The benefit will be held from 1 to 6 p.m. Saturday at the Cutler Community Building and proceeds will help Laura and her mother, Penny, with living expenses while Laura is at the Cleveland Clinic.
There will be a gun raffle, quilt raffle and a quarter of a beef raffle, along with a pie auction, silent auction and country store. Food will be available to eat in or carry out and live bluegrass and country rock music will be performed.
Penny said “some wonderful gifts have been donated.” Laura’s brother, Chance, donated two firearms for the gun raffle.
She said they are trying to raise $20,000, an amount quoted by a social worker at the Cleveland Clinic, as Penny and Laura will have to spend three months minimum in Cleveland.
“We’re going to have to stay in Cleveland, if everything goes well, one month in the hospital and two months following,” Penny said. “They are going to do biopsies and blood work at least three times a week.”
She said they could spend upwards of a year in Cleveland if there are complications.

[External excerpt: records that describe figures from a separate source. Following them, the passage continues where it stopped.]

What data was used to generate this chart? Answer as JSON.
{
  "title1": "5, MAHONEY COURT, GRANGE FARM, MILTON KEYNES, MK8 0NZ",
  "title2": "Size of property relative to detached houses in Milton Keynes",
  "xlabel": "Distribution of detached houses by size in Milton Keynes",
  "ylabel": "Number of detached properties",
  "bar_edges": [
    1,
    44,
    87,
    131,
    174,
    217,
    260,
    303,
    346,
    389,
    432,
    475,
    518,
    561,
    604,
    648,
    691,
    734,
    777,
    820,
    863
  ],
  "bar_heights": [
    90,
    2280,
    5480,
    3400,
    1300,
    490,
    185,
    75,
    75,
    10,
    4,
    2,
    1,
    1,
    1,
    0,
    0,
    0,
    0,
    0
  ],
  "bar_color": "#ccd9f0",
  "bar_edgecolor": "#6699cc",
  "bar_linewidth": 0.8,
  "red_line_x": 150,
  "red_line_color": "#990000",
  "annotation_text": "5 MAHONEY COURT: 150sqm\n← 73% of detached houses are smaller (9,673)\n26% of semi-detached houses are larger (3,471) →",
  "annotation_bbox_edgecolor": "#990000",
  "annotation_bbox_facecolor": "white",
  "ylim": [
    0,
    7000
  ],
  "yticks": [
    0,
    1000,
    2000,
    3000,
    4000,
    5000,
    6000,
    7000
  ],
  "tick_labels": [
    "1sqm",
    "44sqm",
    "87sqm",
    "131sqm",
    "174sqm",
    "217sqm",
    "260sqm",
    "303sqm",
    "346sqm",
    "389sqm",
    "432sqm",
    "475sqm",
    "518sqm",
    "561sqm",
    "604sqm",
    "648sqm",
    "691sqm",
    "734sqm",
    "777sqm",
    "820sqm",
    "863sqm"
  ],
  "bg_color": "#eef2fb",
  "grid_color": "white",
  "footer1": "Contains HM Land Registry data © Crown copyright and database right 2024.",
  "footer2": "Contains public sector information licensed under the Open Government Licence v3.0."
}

They will be staying at the Cleveland Transplant House, which provides small apartments for transplant patients and their families. Penny said the furnished apartments are $60 per night, which is far less than they would spend in a hotel.

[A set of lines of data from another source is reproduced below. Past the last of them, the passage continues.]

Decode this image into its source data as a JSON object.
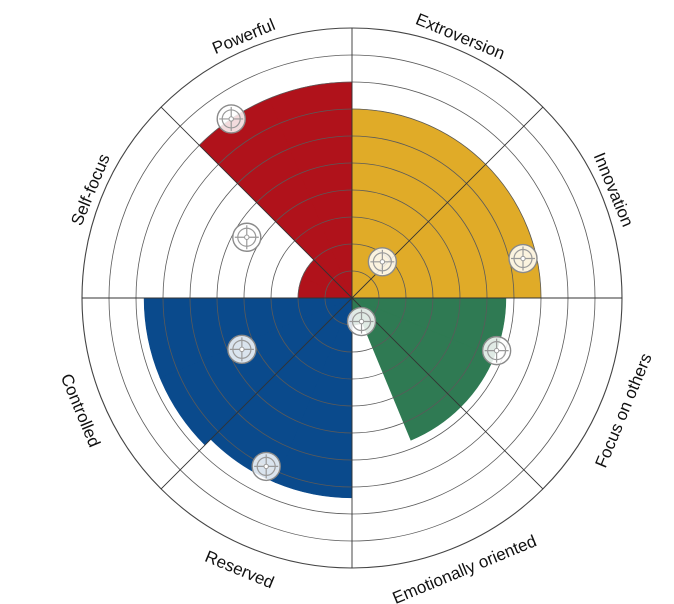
{
  "chart_data": {
    "type": "polar-area",
    "rings": 10,
    "axes": [
      {
        "label": "Extroversion"
      },
      {
        "label": "Innovation"
      },
      {
        "label": "Focus on others"
      },
      {
        "label": "Emotionally oriented"
      },
      {
        "label": "Reserved"
      },
      {
        "label": "Controlled"
      },
      {
        "label": "Self-focus"
      },
      {
        "label": "Powerful"
      }
    ],
    "quadrants": [
      {
        "color": "#e0ab28",
        "start_deg": 0,
        "end_deg": 90,
        "outer": [
          7.0,
          7.0
        ],
        "inner": 0
      },
      {
        "color": "#2f7a53",
        "start_deg": 90,
        "end_deg": 180,
        "outer": [
          5.7,
          5.7,
          5.7,
          1.0
        ],
        "inner": 0
      },
      {
        "color": "#0a4a8c",
        "start_deg": 180,
        "end_deg": 270,
        "outer": [
          7.4,
          7.4,
          7.7,
          7.7
        ],
        "inner": 0
      },
      {
        "color": "#b0121b",
        "start_deg": 270,
        "end_deg": 360,
        "outer": [
          2.0,
          2.0,
          8.0,
          8.0
        ],
        "inner": 0
      }
    ],
    "markers": [
      {
        "angle_deg": 40,
        "r": 1.75
      },
      {
        "angle_deg": 77,
        "r": 6.5
      },
      {
        "angle_deg": 110,
        "r": 5.7
      },
      {
        "angle_deg": 158,
        "r": 0.94
      },
      {
        "angle_deg": 207,
        "r": 7.0
      },
      {
        "angle_deg": 245,
        "r": 4.5
      },
      {
        "angle_deg": 300,
        "r": 4.5
      },
      {
        "angle_deg": 326,
        "r": 8.0
      }
    ]
  }
}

“That’s $1,800 a month just in rent,” she said.
She said their community and friends have “been wonderful in supporting us, raising money so we could stay up there.”

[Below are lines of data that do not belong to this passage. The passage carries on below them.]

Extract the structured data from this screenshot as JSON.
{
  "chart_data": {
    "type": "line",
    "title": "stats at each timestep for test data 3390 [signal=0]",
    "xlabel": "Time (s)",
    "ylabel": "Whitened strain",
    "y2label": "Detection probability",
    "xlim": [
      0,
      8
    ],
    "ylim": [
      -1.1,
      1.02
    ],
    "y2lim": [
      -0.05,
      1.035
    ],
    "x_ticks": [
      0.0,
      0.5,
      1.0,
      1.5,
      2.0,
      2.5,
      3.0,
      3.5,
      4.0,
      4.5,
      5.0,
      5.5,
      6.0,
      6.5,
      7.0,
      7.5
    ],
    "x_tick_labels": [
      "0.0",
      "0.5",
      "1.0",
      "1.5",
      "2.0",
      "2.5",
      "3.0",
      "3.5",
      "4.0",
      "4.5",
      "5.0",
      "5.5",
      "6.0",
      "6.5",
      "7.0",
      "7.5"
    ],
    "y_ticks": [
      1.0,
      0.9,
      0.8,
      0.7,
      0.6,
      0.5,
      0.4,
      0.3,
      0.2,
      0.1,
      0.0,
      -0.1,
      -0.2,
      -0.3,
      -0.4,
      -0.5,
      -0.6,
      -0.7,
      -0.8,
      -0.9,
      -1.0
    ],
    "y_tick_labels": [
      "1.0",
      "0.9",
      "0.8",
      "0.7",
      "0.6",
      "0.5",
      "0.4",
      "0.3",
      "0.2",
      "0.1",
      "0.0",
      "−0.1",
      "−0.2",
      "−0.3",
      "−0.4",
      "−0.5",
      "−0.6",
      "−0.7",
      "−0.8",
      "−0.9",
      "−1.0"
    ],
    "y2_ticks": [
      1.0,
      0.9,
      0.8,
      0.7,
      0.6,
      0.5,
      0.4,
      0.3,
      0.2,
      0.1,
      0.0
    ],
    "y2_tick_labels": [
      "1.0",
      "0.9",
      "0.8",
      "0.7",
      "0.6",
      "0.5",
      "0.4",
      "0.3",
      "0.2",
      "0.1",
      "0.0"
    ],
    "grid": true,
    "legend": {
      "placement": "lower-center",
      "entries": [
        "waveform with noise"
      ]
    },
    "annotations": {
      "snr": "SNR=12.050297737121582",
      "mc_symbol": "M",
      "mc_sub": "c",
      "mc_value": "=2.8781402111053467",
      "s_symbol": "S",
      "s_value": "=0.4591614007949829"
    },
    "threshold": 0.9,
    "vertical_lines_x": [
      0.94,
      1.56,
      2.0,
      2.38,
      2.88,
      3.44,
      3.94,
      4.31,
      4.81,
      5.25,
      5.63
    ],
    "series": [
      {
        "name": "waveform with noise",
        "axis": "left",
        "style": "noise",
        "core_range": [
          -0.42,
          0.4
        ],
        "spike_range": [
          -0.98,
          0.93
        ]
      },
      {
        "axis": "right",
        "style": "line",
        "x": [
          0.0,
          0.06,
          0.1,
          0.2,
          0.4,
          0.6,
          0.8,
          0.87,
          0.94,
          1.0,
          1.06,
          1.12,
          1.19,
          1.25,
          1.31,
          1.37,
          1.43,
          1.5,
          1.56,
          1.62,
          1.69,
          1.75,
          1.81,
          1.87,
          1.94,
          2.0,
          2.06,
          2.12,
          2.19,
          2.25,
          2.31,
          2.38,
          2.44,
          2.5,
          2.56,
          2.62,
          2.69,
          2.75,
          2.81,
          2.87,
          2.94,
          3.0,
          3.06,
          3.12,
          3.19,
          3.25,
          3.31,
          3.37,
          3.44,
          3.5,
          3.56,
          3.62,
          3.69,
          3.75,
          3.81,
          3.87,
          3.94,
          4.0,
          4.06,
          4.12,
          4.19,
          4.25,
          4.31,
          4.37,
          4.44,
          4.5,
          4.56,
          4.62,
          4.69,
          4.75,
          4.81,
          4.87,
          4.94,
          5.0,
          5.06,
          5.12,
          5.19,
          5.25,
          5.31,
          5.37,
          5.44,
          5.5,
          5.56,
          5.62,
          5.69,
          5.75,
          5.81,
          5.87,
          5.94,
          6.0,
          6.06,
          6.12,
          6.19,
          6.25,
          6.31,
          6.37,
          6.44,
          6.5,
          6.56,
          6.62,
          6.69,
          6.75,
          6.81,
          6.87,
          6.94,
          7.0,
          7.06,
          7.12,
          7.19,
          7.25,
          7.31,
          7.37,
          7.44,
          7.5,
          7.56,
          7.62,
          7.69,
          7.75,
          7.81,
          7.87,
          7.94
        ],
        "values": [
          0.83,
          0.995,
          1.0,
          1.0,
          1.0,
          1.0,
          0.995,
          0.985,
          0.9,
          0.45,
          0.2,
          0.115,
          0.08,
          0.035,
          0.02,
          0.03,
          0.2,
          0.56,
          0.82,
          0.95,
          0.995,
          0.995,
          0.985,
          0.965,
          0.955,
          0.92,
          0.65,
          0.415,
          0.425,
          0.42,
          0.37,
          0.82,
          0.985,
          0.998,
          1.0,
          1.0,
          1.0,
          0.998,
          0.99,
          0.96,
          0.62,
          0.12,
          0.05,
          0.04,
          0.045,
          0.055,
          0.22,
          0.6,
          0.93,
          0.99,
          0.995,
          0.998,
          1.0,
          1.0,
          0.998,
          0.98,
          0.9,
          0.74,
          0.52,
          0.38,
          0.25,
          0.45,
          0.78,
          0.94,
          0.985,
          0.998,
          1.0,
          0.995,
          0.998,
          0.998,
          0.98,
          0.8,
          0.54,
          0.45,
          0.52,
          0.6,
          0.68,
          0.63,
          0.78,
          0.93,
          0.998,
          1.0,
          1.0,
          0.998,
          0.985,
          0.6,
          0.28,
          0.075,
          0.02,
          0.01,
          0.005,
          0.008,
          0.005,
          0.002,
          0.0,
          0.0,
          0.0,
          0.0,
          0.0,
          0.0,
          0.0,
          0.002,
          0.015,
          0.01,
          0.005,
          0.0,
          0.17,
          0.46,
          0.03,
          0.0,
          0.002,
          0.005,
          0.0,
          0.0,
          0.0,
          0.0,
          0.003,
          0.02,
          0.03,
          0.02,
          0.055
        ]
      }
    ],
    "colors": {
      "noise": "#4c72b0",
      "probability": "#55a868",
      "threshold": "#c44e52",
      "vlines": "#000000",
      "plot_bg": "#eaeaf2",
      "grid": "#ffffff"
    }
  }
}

Even after Laura is released to return home, the pair will still have to make bi-weekly trips for consultations and treatment.
For the last few years, Laura has been treated at Ohio State University with what doctors call a “failure to thrive”, Penny said.
“She can’t hold nutrition. They were worried if she continued and if her liver failed, she could pass away. That’s when they suggested the transplant,” she said.
Penny said she didn’t think it was possible to transplant a stomach, liver, pancreas and small intestines until Laura’s diagnosis.
Laura was told she had a hereditary condition where her triglycerides would go into the thousands.
The Medical News Today shows doctors generally consider normal triglyceride levels to be below 150 milligrams per deciliter of blood.
Penny said her high numbers set her off into pancreatitis three times. The second time, her triglycerides were 10,000.
“The scarring of the pancreas blocked off the small intestine. Food wasn’t able to pass through and she wasn’t able to digest,” she explained.
Because of the blockages in the main artery into Laura’s liver, her body created numerous small arteries, but they weren’t sufficient or large enough to filter, Penny said.
Fluids have been collecting in Laura’s stomach.
“I can’t tell you how many times in the last few years people have thought she was 8 or 9 months pregnant,” she said.
When Laura finally undergoes the transplants, they will do the ductwork and arteries at the same time. While at OSU, they tried to treat her with surgeries and medication, but it didn’t help, Penny said.
“This has been going on for nine years, since her senior year in college,” she said.
She said there’s one thing that’s kept Laura going.
“She’s very strong in her faith and her faith has gotten her through all the trials she’s had,” Penny said.
Michele Newbanks can be reached at email@example.com.
If you go:
¯ What: Benefit dinner for Laura Glover.
¯ Where: Cutler Community Building.
¯ When: 1 to 6 p.m. Saturday.
¯ Why: To help with living expenses while she’s at the Cleveland Clinic.